控え室へ



 的当て五郎が控え室に入ってしまった後では、ボクは単なるカカシに過ぎないのかもしれな
い。天井を見るともなしに眺めながらそう思っていた。
 控え室からはドライヤーの音が聞こえる。誰か髪の毛をスタイリングしているのかもしれな
い。孔雀ヘアに、あるいはアルマジロヘアに。
 ボクはそのような事を考えながら、ただ一点をずっと眺めながら壁に寄り掛かっていた。な
んだかとても煙草が吸いたかった。
 そう思っていた所に偶然人が通りかかった。煙草を持っていたら一本貰いたい。
「スズキAD!?おいスズキAD!!」
 でも彼はボクを無視してそう言いながらその名前の人を探していた。スズキADはここには
居ないようだった。彼が通り過ぎてしまったらまた辺りが静かになった。天井の白熱灯がとて
もまぶしい。
 控え室のドアはとても頑丈そうに見えた。的当て五郎は今何をしているのだろうか。そう思
っていたら彼がすぐに控え室から出てきた。
 普段は何処にでも居るような中年のおじさんと言う雰囲気が、メイクで幕末のサムライの威
厳ある顔へ変わっていた。ステテコに腹巻だった人がこうやってきちんとした着物になり、刀
なんか腰に付けちゃったりなんかしたら、世の中それだけでちょっと信じられなくなりそうだ。

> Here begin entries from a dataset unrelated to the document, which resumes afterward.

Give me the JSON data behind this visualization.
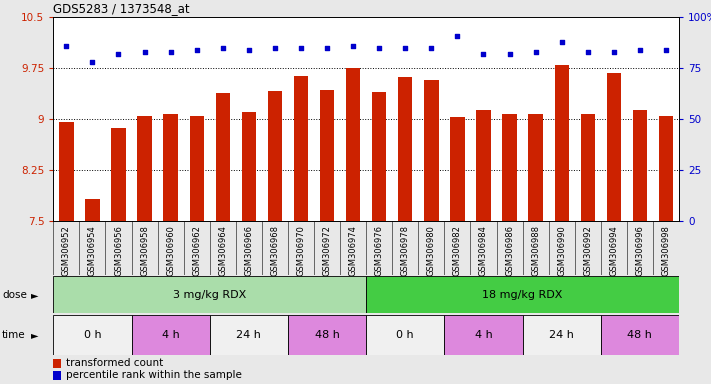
{
  "title": "GDS5283 / 1373548_at",
  "samples": [
    "GSM306952",
    "GSM306954",
    "GSM306956",
    "GSM306958",
    "GSM306960",
    "GSM306962",
    "GSM306964",
    "GSM306966",
    "GSM306968",
    "GSM306970",
    "GSM306972",
    "GSM306974",
    "GSM306976",
    "GSM306978",
    "GSM306980",
    "GSM306982",
    "GSM306984",
    "GSM306986",
    "GSM306988",
    "GSM306990",
    "GSM306992",
    "GSM306994",
    "GSM306996",
    "GSM306998"
  ],
  "bar_values": [
    8.95,
    7.82,
    8.87,
    9.05,
    9.08,
    9.04,
    9.38,
    9.1,
    9.42,
    9.63,
    9.43,
    9.75,
    9.4,
    9.62,
    9.58,
    9.03,
    9.13,
    9.08,
    9.08,
    9.8,
    9.08,
    9.68,
    9.13,
    9.04
  ],
  "percentile_values": [
    86,
    78,
    82,
    83,
    83,
    84,
    85,
    84,
    85,
    85,
    85,
    86,
    85,
    85,
    85,
    91,
    82,
    82,
    83,
    88,
    83,
    83,
    84,
    84
  ],
  "bar_color": "#cc2200",
  "dot_color": "#0000cc",
  "ylim_left": [
    7.5,
    10.5
  ],
  "ylim_right": [
    0,
    100
  ],
  "yticks_left": [
    7.5,
    8.25,
    9.0,
    9.75,
    10.5
  ],
  "yticks_right": [
    0,
    25,
    50,
    75,
    100
  ],
  "ytick_labels_left": [
    "7.5",
    "8.25",
    "9",
    "9.75",
    "10.5"
  ],
  "ytick_labels_right": [
    "0",
    "25",
    "50",
    "75",
    "100%"
  ],
  "hlines": [
    8.25,
    9.0,
    9.75
  ],
  "dose_groups": [
    {
      "label": "3 mg/kg RDX",
      "start": 0,
      "end": 12,
      "color": "#aaddaa"
    },
    {
      "label": "18 mg/kg RDX",
      "start": 12,
      "end": 24,
      "color": "#44cc44"
    }
  ],
  "time_groups": [
    {
      "label": "0 h",
      "start": 0,
      "end": 3,
      "color": "#f0f0f0"
    },
    {
      "label": "4 h",
      "start": 3,
      "end": 6,
      "color": "#dd88dd"
    },
    {
      "label": "24 h",
      "start": 6,
      "end": 9,
      "color": "#f0f0f0"
    },
    {
      "label": "48 h",
      "start": 9,
      "end": 12,
      "color": "#dd88dd"
    },
    {
      "label": "0 h",
      "start": 12,
      "end": 15,
      "color": "#f0f0f0"
    },
    {
      "label": "4 h",
      "start": 15,
      "end": 18,
      "color": "#dd88dd"
    },
    {
      "label": "24 h",
      "start": 18,
      "end": 21,
      "color": "#f0f0f0"
    },
    {
      "label": "48 h",
      "start": 21,
      "end": 24,
      "color": "#dd88dd"
    }
  ],
  "legend_bar_label": "transformed count",
  "legend_dot_label": "percentile rank within the sample",
  "background_color": "#e8e8e8",
  "plot_bg_color": "#ffffff",
  "xtick_bg_color": "#cccccc"
}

彼がメイクをする前とした後では、全くの別人になってしまって居るからだ。
「さて、それじゃあ行くか。」と五郎は言う。
「今日もいつもの調子でお願いします。」マネージャーらしき人が言う。
 五郎は足早に第一スタジオへ歩いて行った。廊下のつきあたりで彼が見えなくなってしまう
までその足音を聞く。その音が聞こえなくなるまで聞いていると、反対側から足早に誰かがや
ってきた。
「ふぅ、まだ誰もきてねえな。よしよし間に合った。」
 もう五郎もスタッフも皆来ていると言うのに彼だけそれを知らないで、間に合ったといって
いる。こういう人の人生はきっと楽しいだろうと思う。
「おいスズキAD!!早くそれ運んでけよ!いつまで待たしてんだよ!」
 控え室から勢いよく出てきた髭もじゃの筋肉男がスズキADに怒鳴った。
「あ、す、すいません!!今持っていきます!!」
 スズキADはボクを担いで、スタジオに急いで走って行った。
「ちぇ、やっぱ遅刻だったか・・・くそ」とスズキADは言った。
・・・そういえば、ボクは初めからカカシだったのだ。